The authors proposed that these differences are due to a more pro-repair and pro-fibrotic cellular landscape of older adult NECs after infection with SARS-CoV-2. A non–mutually exclusive explanation for the delayed repair in the pediatric ALI culture is the increased activity of IFNs, previously identified by the authors. Data from the upper and lower airways of individuals infected with SARS-CoV-2 who have severe disease suggest that IFN signaling can decrease cell proliferation and increase apoptotic cell death of the epithelial layer5. That IFN signaling may delay repair in the airways has also been shown in two independent mouse models of lung viral encounter8,9. Both papers support a major role for type III IFNs in driving these detrimental roles. Indeed, individuals with mild or severe COVID-19 present unique patterns of IFNs and ISGs5. Which specific IFNs are produced by the NECs across ages remains an open question that will require further investigation. One can speculate that the presence of pediatric NEC populations that produce strong IFN responses on the one side limits viral spread, but on the other side delays repair functions. It will be important to assess in the future whether other stromal or immune factors may compensate in vivo for the reduced intrinsic repair capacity of pediatric NECs, explaining the overall advantage of children during the SARS-CoV-2 infection. Regarding this point, the authors also found that publicly available scRNA-seq datasets spanning the lower and upper airways of COVID-19 patients across ages 0–90 years showed the presence of the goblet inflammatory cells and basaloid-like populations identified in their in vitro cultures. Nevertheless, the distribution across ages of these populations was slightly different from that in the in vitro cultures. These discrepancies may be due to differences present in the upper and lower airways that were analyzed as a unique dataset. Alternatively, other factors that alter the proportions and differentiation of these cell populations may exist in vivo. Similarly, the older adult population has been characterized for the presence of autoreactive antibodies directed against IFNs10. These antibodies have been associated with severe COVID-19 in 2–12% of the overall adult population11 but in up to 20% of older adults10. Whether inhibition of IFN signaling by these autoantibodies may affect repair in the context of SARS-CoV-2 infection remains to be investigated.
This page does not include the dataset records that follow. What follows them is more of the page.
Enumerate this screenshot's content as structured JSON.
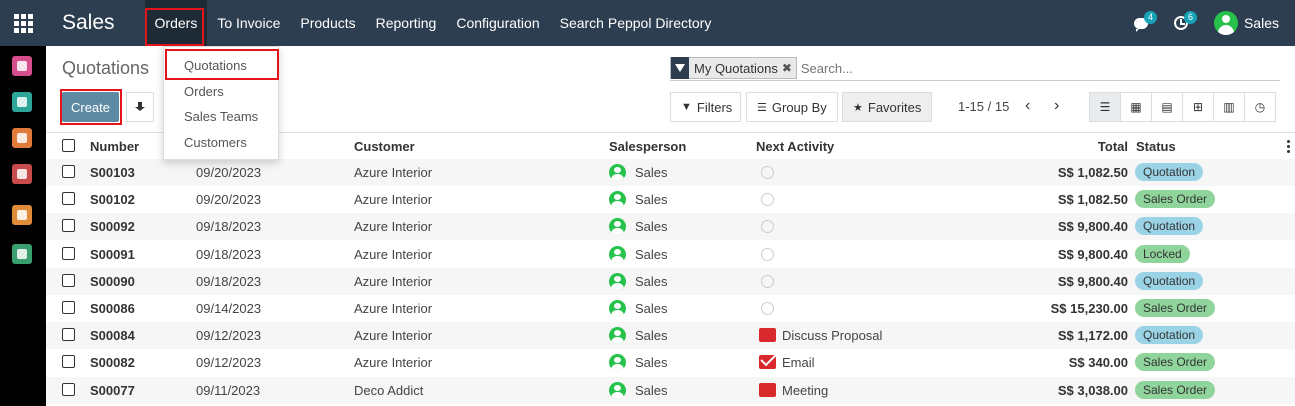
{
  "app": {
    "title": "Sales",
    "menu": [
      "Orders",
      "To Invoice",
      "Products",
      "Reporting",
      "Configuration",
      "Search Peppol Directory"
    ],
    "chat_badge": "4",
    "activity_badge": "6",
    "user": "Sales"
  },
  "orders_dropdown": [
    "Quotations",
    "Orders",
    "Sales Teams",
    "Customers"
  ],
  "breadcrumb": "Quotations",
  "toolbar": {
    "create_label": "Create"
  },
  "search": {
    "facet": "My Quotations",
    "placeholder": "Search..."
  },
  "controls": {
    "filters": "Filters",
    "group_by": "Group By",
    "favorites": "Favorites",
    "pager": "1-15 / 15"
  },
  "table": {
    "columns": [
      "Number",
      "Customer",
      "Salesperson",
      "Next Activity",
      "Total",
      "Status"
    ],
    "rows": [
      {
        "number": "S00103",
        "date": "09/20/2023",
        "customer": "Azure Interior",
        "salesperson": "Sales",
        "activity": "",
        "total": "S$ 1,082.50",
        "status": "Quotation"
      },
      {
        "number": "S00102",
        "date": "09/20/2023",
        "customer": "Azure Interior",
        "salesperson": "Sales",
        "activity": "",
        "total": "S$ 1,082.50",
        "status": "Sales Order"
      },
      {
        "number": "S00092",
        "date": "09/18/2023",
        "customer": "Azure Interior",
        "salesperson": "Sales",
        "activity": "",
        "total": "S$ 9,800.40",
        "status": "Quotation"
      },
      {
        "number": "S00091",
        "date": "09/18/2023",
        "customer": "Azure Interior",
        "salesperson": "Sales",
        "activity": "",
        "total": "S$ 9,800.40",
        "status": "Locked"
      },
      {
        "number": "S00090",
        "date": "09/18/2023",
        "customer": "Azure Interior",
        "salesperson": "Sales",
        "activity": "",
        "total": "S$ 9,800.40",
        "status": "Quotation"
      },
      {
        "number": "S00086",
        "date": "09/14/2023",
        "customer": "Azure Interior",
        "salesperson": "Sales",
        "activity": "",
        "total": "S$ 15,230.00",
        "status": "Sales Order"
      },
      {
        "number": "S00084",
        "date": "09/12/2023",
        "customer": "Azure Interior",
        "salesperson": "Sales",
        "activity": "Discuss Proposal",
        "total": "S$ 1,172.00",
        "status": "Quotation"
      },
      {
        "number": "S00082",
        "date": "09/12/2023",
        "customer": "Azure Interior",
        "salesperson": "Sales",
        "activity": "Email",
        "total": "S$ 340.00",
        "status": "Sales Order"
      },
      {
        "number": "S00077",
        "date": "09/11/2023",
        "customer": "Deco Addict",
        "salesperson": "Sales",
        "activity": "Meeting",
        "total": "S$ 3,038.00",
        "status": "Sales Order"
      }
    ]
  }
}
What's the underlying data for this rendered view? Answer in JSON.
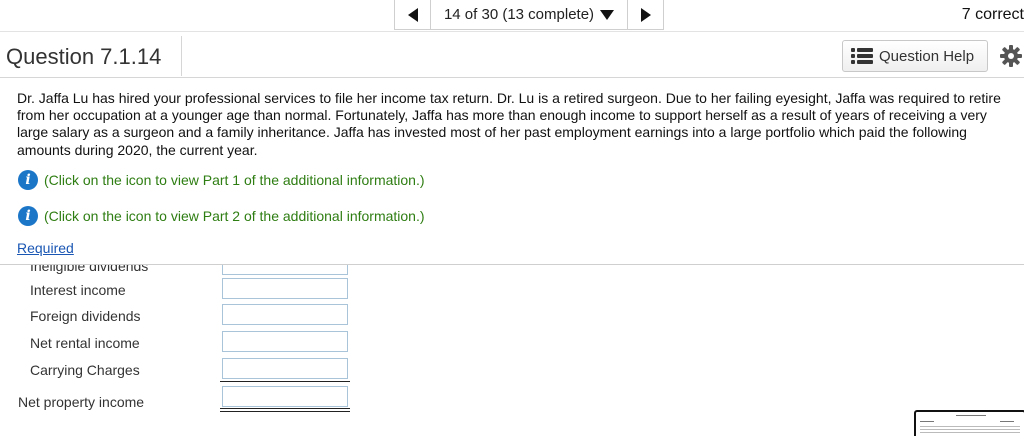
{
  "nav": {
    "position_text": "14 of 30 (13 complete)",
    "score_text": "7 correct"
  },
  "question": {
    "title": "Question 7.1.14",
    "help_label": "Question Help"
  },
  "body": {
    "text": "Dr. Jaffa Lu has hired your professional services to file her income tax return. Dr. Lu is a retired surgeon. Due to her failing eyesight, Jaffa was required to retire from her occupation at a younger age than normal. Fortunately, Jaffa has more than enough income to support herself as a result of years of receiving a very large salary as a surgeon and a family inheritance. Jaffa has invested most of her past employment earnings into a large portfolio which paid the following amounts during 2020, the current year.",
    "info_links": [
      "(Click on the icon to view Part 1 of the additional information.)",
      "(Click on the icon to view Part 2 of the additional information.)"
    ],
    "required_label": "Required"
  },
  "table": {
    "partial_row_label": "Ineligible dividends",
    "rows": [
      {
        "label": "Interest income",
        "value": ""
      },
      {
        "label": "Foreign dividends",
        "value": ""
      },
      {
        "label": "Net rental income",
        "value": ""
      },
      {
        "label": "Carrying Charges",
        "value": ""
      }
    ],
    "total_label": "Net property income",
    "total_value": ""
  },
  "icons": {
    "prev": "triangle-left-icon",
    "next": "triangle-right-icon",
    "dropdown": "chevron-down-icon",
    "help": "list-icon",
    "settings": "gear-icon",
    "info": "info-icon"
  },
  "colors": {
    "info_text": "#2e7d12",
    "info_icon": "#1b76c8",
    "link": "#1a56b3",
    "input_border": "#a9c4d8"
  }
}
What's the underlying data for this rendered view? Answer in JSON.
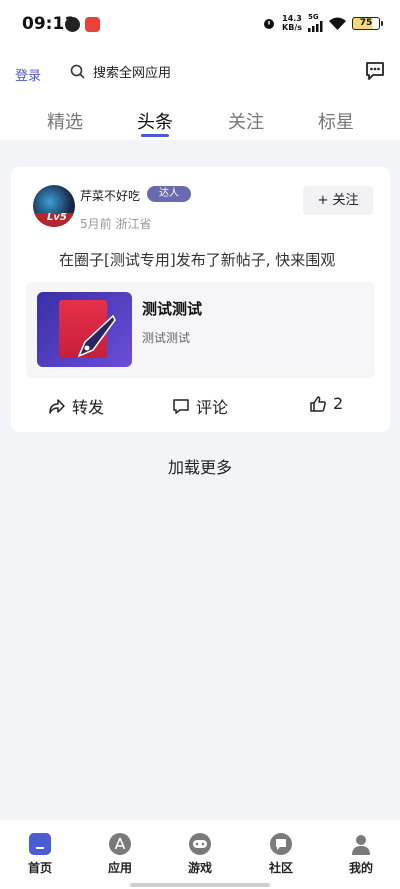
{
  "status_bar": {
    "time": "09:11",
    "net_speed_value": "14.3",
    "net_speed_unit": "KB/s",
    "network": "5G",
    "battery": "75"
  },
  "header": {
    "login_label": "登录",
    "search_placeholder": "搜索全网应用",
    "tabs": [
      "精选",
      "头条",
      "关注",
      "标星"
    ],
    "active_tab": "头条"
  },
  "post": {
    "username": "芹菜不好吃",
    "user_badge": "达人",
    "level": "Lv5",
    "meta": "5月前 浙江省",
    "follow_label": "+ 关注",
    "text": "在圈子[测试专用]发布了新帖子, 快来围观",
    "shared": {
      "title": "测试测试",
      "subtitle": "测试测试"
    },
    "actions": {
      "forward_label": "转发",
      "comment_label": "评论",
      "like_count": "2"
    }
  },
  "load_more_label": "加载更多",
  "bottom_nav": [
    {
      "label": "首页",
      "icon": "home-icon"
    },
    {
      "label": "应用",
      "icon": "app-store-icon"
    },
    {
      "label": "游戏",
      "icon": "gamepad-icon"
    },
    {
      "label": "社区",
      "icon": "chat-bubble-icon"
    },
    {
      "label": "我的",
      "icon": "profile-icon"
    }
  ],
  "colors": {
    "accent": "#4a5bd6",
    "background": "#f3f4f8",
    "badge": "#6a6ab0"
  }
}
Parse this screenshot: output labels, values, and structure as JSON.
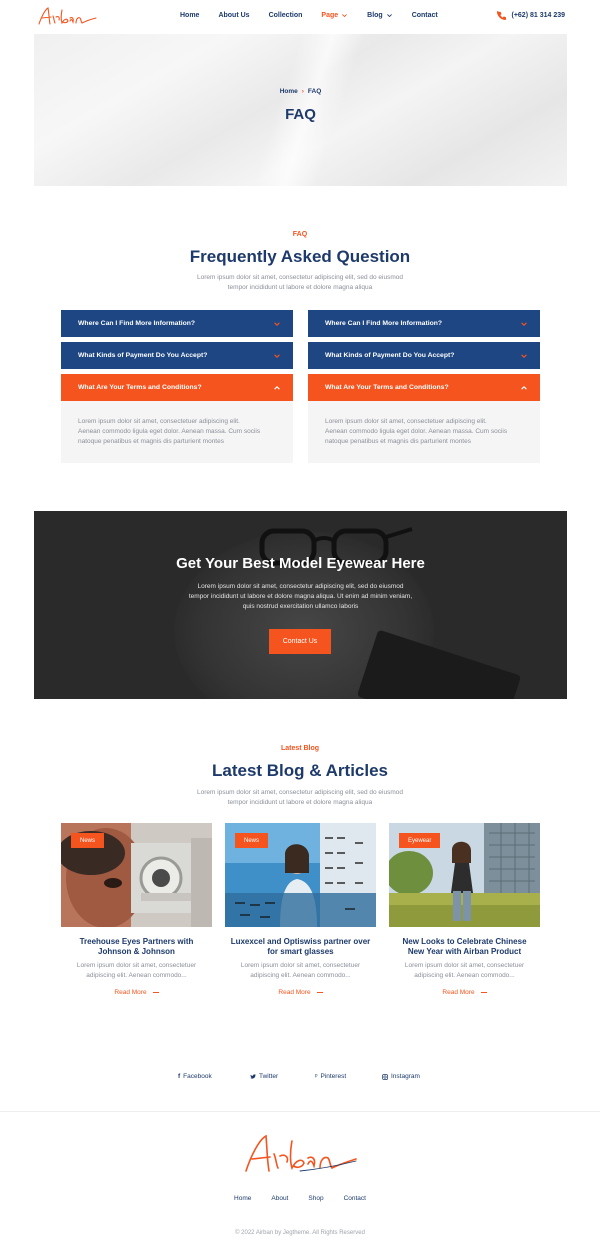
{
  "header": {
    "logo_text": "Airban",
    "nav": [
      {
        "label": "Home"
      },
      {
        "label": "About Us"
      },
      {
        "label": "Collection"
      },
      {
        "label": "Page"
      },
      {
        "label": "Blog"
      },
      {
        "label": "Contact"
      }
    ],
    "phone": "(+62) 81 314 239"
  },
  "hero": {
    "breadcrumb_home": "Home",
    "breadcrumb_current": "FAQ",
    "title": "FAQ"
  },
  "faq": {
    "eyebrow": "FAQ",
    "title": "Frequently Asked Question",
    "subtitle_line1": "Lorem ipsum dolor sit amet, consectetur adipiscing elit, sed do eiusmod",
    "subtitle_line2": "tempor incididunt ut labore et dolore magna aliqua",
    "left": {
      "q1": "Where Can I Find More Information?",
      "q2": "What Kinds of Payment Do You Accept?",
      "q3": "What Are Your Terms and Conditions?",
      "answer_line1": "Lorem ipsum dolor sit amet, consectetuer adipiscing elit.",
      "answer_line2": "Aenean commodo ligula eget dolor. Aenean massa. Cum sociis",
      "answer_line3": "natoque penatibus et magnis dis parturient montes"
    },
    "right": {
      "q1": "Where Can I Find More Information?",
      "q2": "What Kinds of Payment Do You Accept?",
      "q3": "What Are Your Terms and Conditions?",
      "answer_line1": "Lorem ipsum dolor sit amet, consectetuer adipiscing elit.",
      "answer_line2": "Aenean commodo ligula eget dolor. Aenean massa. Cum sociis",
      "answer_line3": "natoque penatibus et magnis dis parturient montes"
    }
  },
  "cta": {
    "title": "Get Your Best Model Eyewear Here",
    "text_line1": "Lorem ipsum dolor sit amet, consectetur adipiscing elit, sed do eiusmod",
    "text_line2": "tempor incididunt ut labore et dolore magna aliqua. Ut enim ad minim veniam,",
    "text_line3": "quis nostrud exercitation ullamco laboris",
    "button": "Contact Us"
  },
  "blog": {
    "eyebrow": "Latest Blog",
    "title": "Latest Blog & Articles",
    "subtitle_line1": "Lorem ipsum dolor sit amet, consectetur adipiscing elit, sed do eiusmod",
    "subtitle_line2": "tempor incididunt ut labore et dolore magna aliqua",
    "posts": [
      {
        "badge": "News",
        "title_line1": "Treehouse Eyes Partners with",
        "title_line2": "Johnson & Johnson",
        "excerpt_line1": "Lorem ipsum dolor sit amet, consectetuer",
        "excerpt_line2": "adipiscing elit. Aenean commodo...",
        "read_more": "Read More"
      },
      {
        "badge": "News",
        "title_line1": "Luxexcel and Optiswiss partner over",
        "title_line2": "for smart glasses",
        "excerpt_line1": "Lorem ipsum dolor sit amet, consectetuer",
        "excerpt_line2": "adipiscing elit. Aenean commodo...",
        "read_more": "Read More"
      },
      {
        "badge": "Eyewear",
        "title_line1": "New Looks to Celebrate Chinese",
        "title_line2": "New Year with Airban Product",
        "excerpt_line1": "Lorem ipsum dolor sit amet, consectetuer",
        "excerpt_line2": "adipiscing elit. Aenean commodo...",
        "read_more": "Read More"
      }
    ]
  },
  "social": {
    "facebook": "Facebook",
    "twitter": "Twitter",
    "pinterest": "Pinterest",
    "instagram": "Instagram"
  },
  "footer": {
    "logo_text": "Airban",
    "nav": [
      "Home",
      "About",
      "Shop",
      "Contact"
    ],
    "copyright": "© 2022 Airban by Jegtheme. All Rights Reserved"
  },
  "colors": {
    "navy": "#1d3a6b",
    "accent": "#f5541e",
    "faq_blue": "#1d4683"
  }
}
Of note, all the experiments by Woodall et al.2 were performed using an early-lineage SARS-CoV-2 isolate. This leaves unanswered the important question of whether more recent variants of concern (VOCs) of SARS-CoV-2 may differentially affect NEC responses across age groups. Beyond a high escape capacity from antibodies elicited against previous SARS-CoV-2 lineages, the newest VOCs have acquired changes in their capacity to enter the cells and to inhibit the innate immune signaling cascades that lead to virus recognition and antiviral responses12. These differences warrant future studies to evaluate whether the same cellular and transcriptional processes described for an ancestral isolate of SARS-CoV-2 also apply to newer VOCs.

Overall, the data presented by Woodall et al.2 reinforce the concept of intrinsic immunity and open the door to future studies aimed at better understanding epithelial cell intrinsic and extrinsic factors that regulate antiviral responses along the respiratory tract and across age groups.